The subject is never broached during this hour-long interview. Less scandalous matters — his ex-wives, his plastic surgery odyssey, even concerns he's discussed in the past — are deemed off limits as they arise.

One roadblock is hit after Jackson waxes nostalgic about famous friends. "Frank Sinatra lived right above us. He'd see us playing basketball every day. And Fred Astaire lived around the bend. I would have a chance to talk to them and learn and listen. Those were golden moments. When I was 16, we were doing Las Vegas every night, and Elvis (Presley) and Sammy Davis Jr. would sit me and my brothers in a row and lecture us. 'Don't ever do drugs,' they told us. I never forgot it."

Reminded of his own painkiller habit, Jackson goes quiet. Manager Trudy Green, monitoring the interview with Epic executive Steve Einczig, forbids him to respond, even though he confessed the addiction and subsequent treatment in a TV statement nearly a decade ago.

She interrupts again when talk steers to Debbie Rowe, who bore Jackson two children during a marriage from 1996 to 1999. He appears to have sole custody of Prince, 4, and Paris, 3, his constant companions. Asked to comment on persistent rumors that the marriage was arranged to provide offspring, Jackson falls silent.

"No, no, no!" Green protests. "This isn't what we're here for."

A second stab: Do the kids spend time with their mother?

"He doesn't want to talk about that," Green interjects. "This is about Michael as an entertainer."

Granted, the entertainer often is overlooked in the cultural obsession with Jackson's offstage life. If he agrees to dwell on personal areas, Jackson laments, "that will become the whole story."

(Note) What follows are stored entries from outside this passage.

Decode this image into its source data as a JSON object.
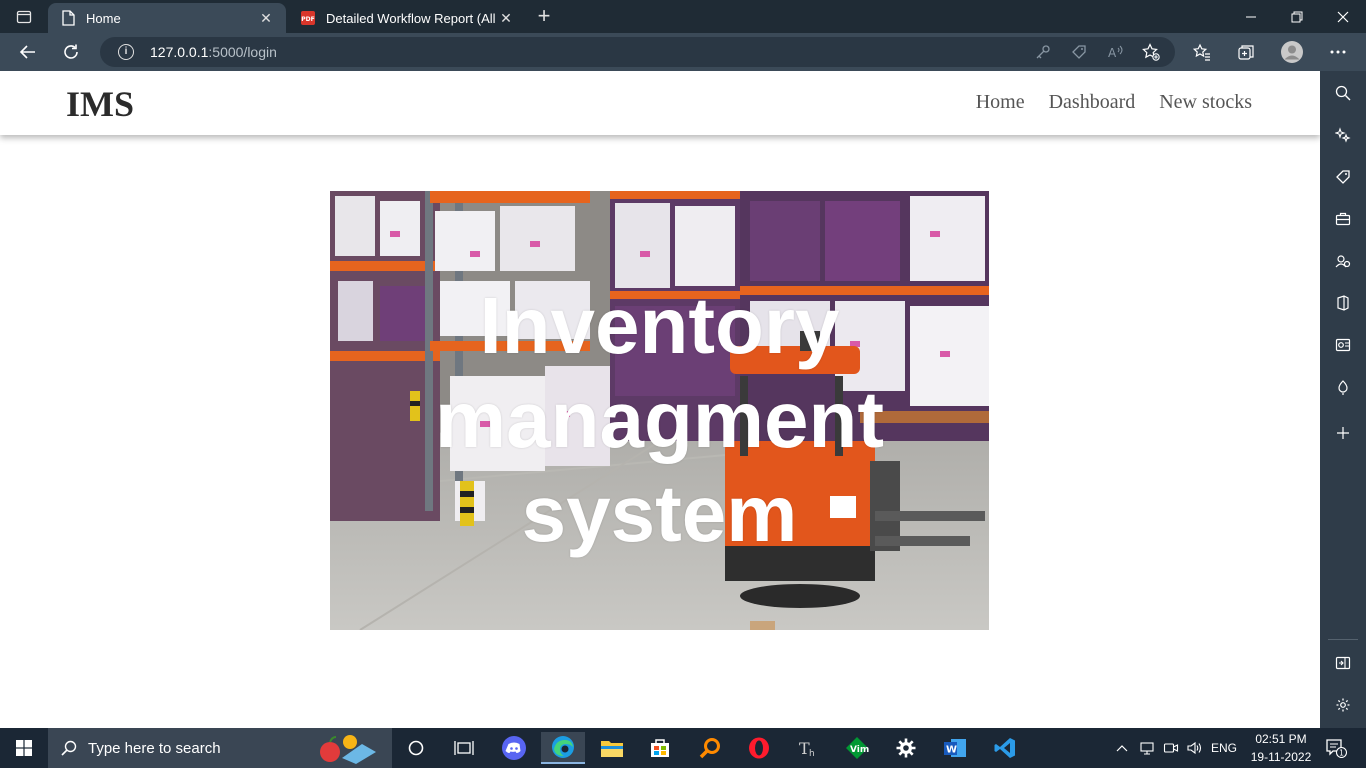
{
  "browser": {
    "tabs": [
      {
        "title": "Home",
        "active": true,
        "icon": "page-icon"
      },
      {
        "title": "Detailed Workflow Report (All Sp",
        "active": false,
        "icon": "pdf-icon"
      }
    ],
    "address": {
      "host": "127.0.0.1",
      "path": ":5000/login"
    }
  },
  "site": {
    "brand": "IMS",
    "nav": [
      "Home",
      "Dashboard",
      "New stocks"
    ],
    "hero": {
      "lines": [
        "Inventory",
        "managment",
        "system"
      ],
      "image": "warehouse-shelves-forklift-photo"
    }
  },
  "taskbar": {
    "search_placeholder": "Type here to search",
    "language": "ENG",
    "time": "02:51 PM",
    "date": "19-11-2022",
    "notification_count": "1"
  },
  "colors": {
    "titlebar": "#1f2b35",
    "toolbar": "#3b4a58",
    "sidebar": "#2f3c49",
    "taskbar": "#1b2735",
    "forklift": "#e2561c",
    "shelf": "#e6641e"
  }
}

Fair enough. Jackson's professional accomplishments during his 38 years in show business merit notice, to say the least. He's sold 65 million albums in the USA, racked up 44 solo hit singles and still holds title to history's best-selling album, 1982's Thriller, the global champ with 26 million copies.

Invincible, released Oct. 30, entered Billboard at No. 1 with sales of 366,000 copies, about 25,000 shy of 1995's HIStory. The album spawned radio hits You Rock My World and Butterflies but fell out of the top 10 after four weeks despite a self-promotion flurry capped by the Nov. 13 airing of Michael Jackson: 30th Anniversary Special. The two-hour CBS special, culled from a pair of New York concerts toasting his three decades as a solo artist, reached 25.6 million viewers, proof aplenty that Jackson remains an object of fascination.

Today is no exception. Onlookers at the Beverly Hills Hotel strain to glimpse Jackson as a path is cleared and he's swiftly ushered into a bungalow, his face concealed under a hat, sunglasses and black surgical mask. He spends 40 minutes "settling in," as Green puts it.

Finally prepared for an audience, Jackson greets his visitor with a handshake, a shy smile and the odd comment about his complexion. The makeup seems confined to his cheeks and jaw line. His eyebrows are darkened and groomed; the deep brown eyelids could be eye shadow or vestiges of his original skin tone. Vitiligo, an autoimmune disorder characterized by loss of skin pigment, has left much of his face and hands pale. His tiny nose is bandaged. He offers no explanation, and questions later about his skin condition are summarily shot down by Green.